Types of visual impairment
Visual impairment may mean partial sight, or sight impairment which is defined as:
- either having very poor visual acuity (3/60 to 6/60) and having a full field of vision
- or having moderate visual acuity (up to 6/24) and reduced field of vision
- or having moderate visual acuity (up to 6/18) but severe loss of visual field
Blindness of complete vision loss is defined as extremely poor visual acuity (less than 3/60) and full field of vision or poor visual acuity (between 3/60 and 6/60) with severe reduction in visual field or having average visual acuity (6/60 or above) and an extremely reduced visual field. (1-6)
Registering as visually impaired
Those with severe visual impairment may need assistance and the first step may be to register as visually impaired.
For this the patient needs to be tested by an ophthalmologist.
In the UK a Certificate of Visual Impairment (CVI) is issued to those with visual impairment.
The patient is entitled to benefits such as Disability Living Allowance (DLA), tax allowance a disabled person’s card etc.
Visual impairment means invalidation of the driving license as well. There are around 360,000 people who are registered as visually impaired in England. (1-6)
Considerations for treatment
For management for patients some considerations are important (3) –
- The degree of impairment, disability, or handicap
- Cause of visual impairment and possible outcome
- Age of the patient and level of development
- General health of the patient
- Patient’s other impairment and adjustment to the vision loss and patient’s expectations from therapy
Treatments for visual impairment
Treatment and management of visual impairment include (1-6):
- Control of diabetes – This prevents progression of diabetic retinopathy and resulting visual impairment to some extent. However in advanced cases this may be of little help.
- Cataract surgery – In cases of visual impairment due to cataracts, surgery may be opted. Usually an artificial lens is placed within the eye as a replacement of the damaged and clouded lens. This, more often than not restores vision.
- Magnification systems – This is achieved using appropriate lens, reading telescopes or surgical systems etc. Hand magnifiers may also be offered.

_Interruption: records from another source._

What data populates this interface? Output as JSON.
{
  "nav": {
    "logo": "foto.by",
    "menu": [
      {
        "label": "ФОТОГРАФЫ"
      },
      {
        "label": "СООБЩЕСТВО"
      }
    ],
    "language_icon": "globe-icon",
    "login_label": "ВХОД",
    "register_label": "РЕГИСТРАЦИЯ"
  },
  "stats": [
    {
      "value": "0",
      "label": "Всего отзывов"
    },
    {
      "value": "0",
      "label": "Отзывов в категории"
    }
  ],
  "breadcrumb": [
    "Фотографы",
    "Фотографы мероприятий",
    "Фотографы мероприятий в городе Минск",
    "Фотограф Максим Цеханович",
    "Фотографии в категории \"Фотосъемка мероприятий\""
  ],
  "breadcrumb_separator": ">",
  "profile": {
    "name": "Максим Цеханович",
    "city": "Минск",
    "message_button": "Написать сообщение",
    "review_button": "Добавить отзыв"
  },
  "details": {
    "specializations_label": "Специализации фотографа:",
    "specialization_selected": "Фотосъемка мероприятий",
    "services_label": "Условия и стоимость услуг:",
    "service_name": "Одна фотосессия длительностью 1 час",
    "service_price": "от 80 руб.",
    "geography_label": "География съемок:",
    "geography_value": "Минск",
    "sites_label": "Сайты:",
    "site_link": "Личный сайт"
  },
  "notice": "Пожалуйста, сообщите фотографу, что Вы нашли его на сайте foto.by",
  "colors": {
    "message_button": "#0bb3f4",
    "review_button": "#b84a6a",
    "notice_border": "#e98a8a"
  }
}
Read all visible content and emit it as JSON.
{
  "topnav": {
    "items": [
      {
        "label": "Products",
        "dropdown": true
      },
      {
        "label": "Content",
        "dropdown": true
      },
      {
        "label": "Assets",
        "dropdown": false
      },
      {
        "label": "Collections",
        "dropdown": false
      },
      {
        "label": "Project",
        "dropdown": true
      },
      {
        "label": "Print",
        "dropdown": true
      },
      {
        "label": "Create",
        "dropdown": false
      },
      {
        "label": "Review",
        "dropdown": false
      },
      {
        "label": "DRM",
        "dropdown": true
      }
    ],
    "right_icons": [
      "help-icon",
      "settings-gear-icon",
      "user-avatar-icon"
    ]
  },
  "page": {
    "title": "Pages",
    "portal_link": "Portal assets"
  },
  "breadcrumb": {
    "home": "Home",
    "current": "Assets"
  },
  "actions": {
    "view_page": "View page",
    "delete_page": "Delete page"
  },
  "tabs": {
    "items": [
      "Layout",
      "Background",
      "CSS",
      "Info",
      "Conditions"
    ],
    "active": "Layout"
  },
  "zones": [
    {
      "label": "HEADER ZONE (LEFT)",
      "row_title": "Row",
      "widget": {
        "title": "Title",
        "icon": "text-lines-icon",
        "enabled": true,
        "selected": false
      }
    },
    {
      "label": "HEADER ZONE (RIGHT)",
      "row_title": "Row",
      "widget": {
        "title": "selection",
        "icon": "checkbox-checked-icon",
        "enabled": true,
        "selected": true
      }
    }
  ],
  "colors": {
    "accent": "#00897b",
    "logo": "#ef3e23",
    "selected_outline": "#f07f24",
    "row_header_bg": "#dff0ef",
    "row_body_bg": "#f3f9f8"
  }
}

For improvement of visual fields prisms and mirror systems may be prescribed.
- Glaucoma – medications in eye drops are prescribed to control glaucoma. These may contain drugs like Latanoprost, tafluprost, travoprost which are prostaglandin analogues.
The drugs may include Beta-blockers like betaxolol hydrochloride or carbonic anhydrase inhibitors dorzolamide and Sympathomimetics like brimonidine tartrate.
Glaucoma may also be managed surgically using open microscopic surgery, laser corrections, etc.
- At present there are no cures for age-related macular degeneration (AMD) especially of the dry variety.
For the wet AMD there are therapies that help to stop the progression. These include Photodynamic therapy. This uses a light-sensitive medicine called verteporfin injected into a vein of the arm.
The drug identifies the abnormal blood vessels in the eyes and attaches itself to the proteins in these blood vessels. This is followed by a low-powered laser therapy.
Some new types of medications called Anti-VEGF medication may also be used. One example is Ranibizumab that has recently been approved by the National Institute for Health and Clinical Excellence (NICE) for use on the NHS.